А мы б совсем не умирать могли.
Это, увы, не буквально так.
Да, объятье не кончается и letum non omnia finit[22], но сводки с больничных фронтов как будто опровергают поэзию. И все же уникальность нынешнего состояния огромной части человечества именно в этом – в возможности внутреннего приближения, перенастройки оптики. Наведения фокуса. Тут время не вольно.
И дольше века длится день. Каждый повторяющийся неповторим.
И это счастье – пусть же длится.
День шестнадцатый
Ветер. Холодный ветер на всем белом свете. Bora[23]. Борей. Задувает в щели, гуляет по переулкам, сбивает цветы с подоконников. Потинтореттовски драматичный луч солнца выхватывает из площади Сант-Анджело одинокую фигуру знакомой собачницы. За эти годы я отчего-то так и не выучила ни ее имени, ни имени ее левретки. Она же именует нашего Спритца не иначе как occhi verdi – “зеленые глаза”. Пес наш и вправду пронзительно зеленоглаз, а дама совершенно не подозревает, что цитирует Эренбурга.
Дети юга порой чудовищно простодушны. “Путин послал девять самолетов с медикаментами, оборудованием и военными врачами” – заголовок в La Repubblica, которую дама держит под мышкой. Бойтесь данайцев и дары приносящих. “Лживость блатарей не имеет границ, ибо в отношении фраеров (а фраера – это весь мир, кроме блатарей) нет другого закона, кроме закона обмана – любым способом: лестью, клеветой, обещанием…” Шаламов.
Но люди до́роги, и ИВЛ нужны. Ежедневная работа на износ и борьба за каждого 99-летнего со всем букетом болезней не оставляют ни времени, ни сил на мудрствования и хитрости. Ценность жизней, а не цифр. Когда в каждом нолике статистики – чье-то лицо. Точка, точка, запятая…
А значит, придется принять и молчаливых рабов-военных. “Есть внутренности жертв, чтоб о войне гадать, рабы, чтобы молчать, и камни, чтобы строить”. Вряд ли их спросили.
Со страниц раскрытой Gazzettino навстречу мне улыбается знакомое лицо: монах-францисканец из церкви Реденторе. Устраивал скаутские походы, занимался с детьми: здоровяк, кровь с молоком, 46 лет. Только читаю я некролог. Та самая церковь Реденторе, построенная Палладио тоже в честь избавления от чумы. Какая горькая перекличка.
Глаза слезятся. Наверное, от ветра. А Спритц приходит в неистовое возбуждение, ловит потоки развевающимися ушами, тянет поводок, рвется куда-то дальше, телефон в моей руке прыгает, и съемка нашей сегодняшней прогулки целиком подчинена собачьему ритму. Совершая ежедневный ритуал, мы делаем обязательный круг по Campiello Nuovo o dei Morti (Маленькая Новая площадь, или площадь Умерших). Как и все возвышения, это одно из бывших кладбищ в черте города, некогда срытое Наполеоном во имя санитарии и гигиены, за что (как и за многое другое) венецианцы его ненавидят до сих пор с той же горячностью, с какой москвичи клянут собянинскую плитку.

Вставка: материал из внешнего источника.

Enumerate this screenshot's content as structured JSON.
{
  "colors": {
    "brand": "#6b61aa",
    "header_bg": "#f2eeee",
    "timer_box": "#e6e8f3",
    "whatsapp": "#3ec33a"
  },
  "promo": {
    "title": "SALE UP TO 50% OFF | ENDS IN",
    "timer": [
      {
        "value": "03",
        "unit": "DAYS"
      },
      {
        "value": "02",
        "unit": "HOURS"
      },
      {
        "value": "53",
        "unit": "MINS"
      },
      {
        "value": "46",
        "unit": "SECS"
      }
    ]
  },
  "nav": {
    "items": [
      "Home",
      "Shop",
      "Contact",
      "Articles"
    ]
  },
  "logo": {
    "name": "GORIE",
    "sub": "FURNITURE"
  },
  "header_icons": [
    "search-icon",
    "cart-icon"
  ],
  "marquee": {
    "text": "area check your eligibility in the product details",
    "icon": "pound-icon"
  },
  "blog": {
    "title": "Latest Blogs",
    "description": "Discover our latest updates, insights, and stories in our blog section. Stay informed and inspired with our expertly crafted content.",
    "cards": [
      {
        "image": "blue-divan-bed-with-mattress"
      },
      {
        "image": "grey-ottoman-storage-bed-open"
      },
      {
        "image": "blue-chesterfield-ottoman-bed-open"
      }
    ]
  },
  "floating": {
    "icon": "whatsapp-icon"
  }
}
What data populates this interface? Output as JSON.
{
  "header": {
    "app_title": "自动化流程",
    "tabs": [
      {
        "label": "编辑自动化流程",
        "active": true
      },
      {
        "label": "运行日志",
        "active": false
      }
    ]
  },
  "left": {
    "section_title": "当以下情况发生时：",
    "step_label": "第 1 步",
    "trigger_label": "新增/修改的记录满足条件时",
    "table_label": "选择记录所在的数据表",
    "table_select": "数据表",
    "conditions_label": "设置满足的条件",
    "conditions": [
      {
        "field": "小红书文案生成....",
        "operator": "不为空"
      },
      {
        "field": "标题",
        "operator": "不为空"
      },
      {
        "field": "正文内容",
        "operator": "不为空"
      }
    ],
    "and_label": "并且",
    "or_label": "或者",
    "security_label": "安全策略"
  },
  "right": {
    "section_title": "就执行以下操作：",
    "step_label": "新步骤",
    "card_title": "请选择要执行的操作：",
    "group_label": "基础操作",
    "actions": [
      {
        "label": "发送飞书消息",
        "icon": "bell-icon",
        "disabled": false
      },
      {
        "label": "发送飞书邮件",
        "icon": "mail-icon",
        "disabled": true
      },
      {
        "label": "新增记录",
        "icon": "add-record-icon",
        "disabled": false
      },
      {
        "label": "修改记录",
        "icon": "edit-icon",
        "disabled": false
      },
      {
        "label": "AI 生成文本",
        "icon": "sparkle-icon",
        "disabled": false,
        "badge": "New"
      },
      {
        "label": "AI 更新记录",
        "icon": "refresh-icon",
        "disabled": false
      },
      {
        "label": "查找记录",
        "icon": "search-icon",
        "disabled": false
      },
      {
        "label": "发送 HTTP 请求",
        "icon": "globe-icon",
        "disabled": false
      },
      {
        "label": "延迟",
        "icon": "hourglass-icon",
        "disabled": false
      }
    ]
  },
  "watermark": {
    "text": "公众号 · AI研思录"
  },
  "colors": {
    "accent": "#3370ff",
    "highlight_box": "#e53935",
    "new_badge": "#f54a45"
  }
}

В нынешнем застывшем безлюдье ветер – главный герой мистерии. Каналы наморщивают лбы, лодки бьются о сваи, трепещут простыни, хлопают ставни. Где-то наверху похохатывают чайки. Зима недаром злится.
Может, и вправду в кривых и трехзначных цифрах наметился хрупкий перелом? Уже два дня подряд страшные сводки чуть-чуть уменьшаются. Вчерашняя жатва – 651, сегодня – 602. Еще недавно мы ужасались сотне.
Переходим мост Академии. Тут всегда чуть больше жизни. С лодки идет бодрая торговля овощами и фруктами. На фоне запакованных в маски безликих покупателей и таких же продавцов каждый помидор обретает индивидуальность. Отдельные беглецы, соскочившие за борт, плавают тут же поодаль. Мимо меня проплывает луковка, просясь в сиквел Достоевского. Но ветер не дает этой мысли задержаться и гонит ее вместе с луковичкой дальше.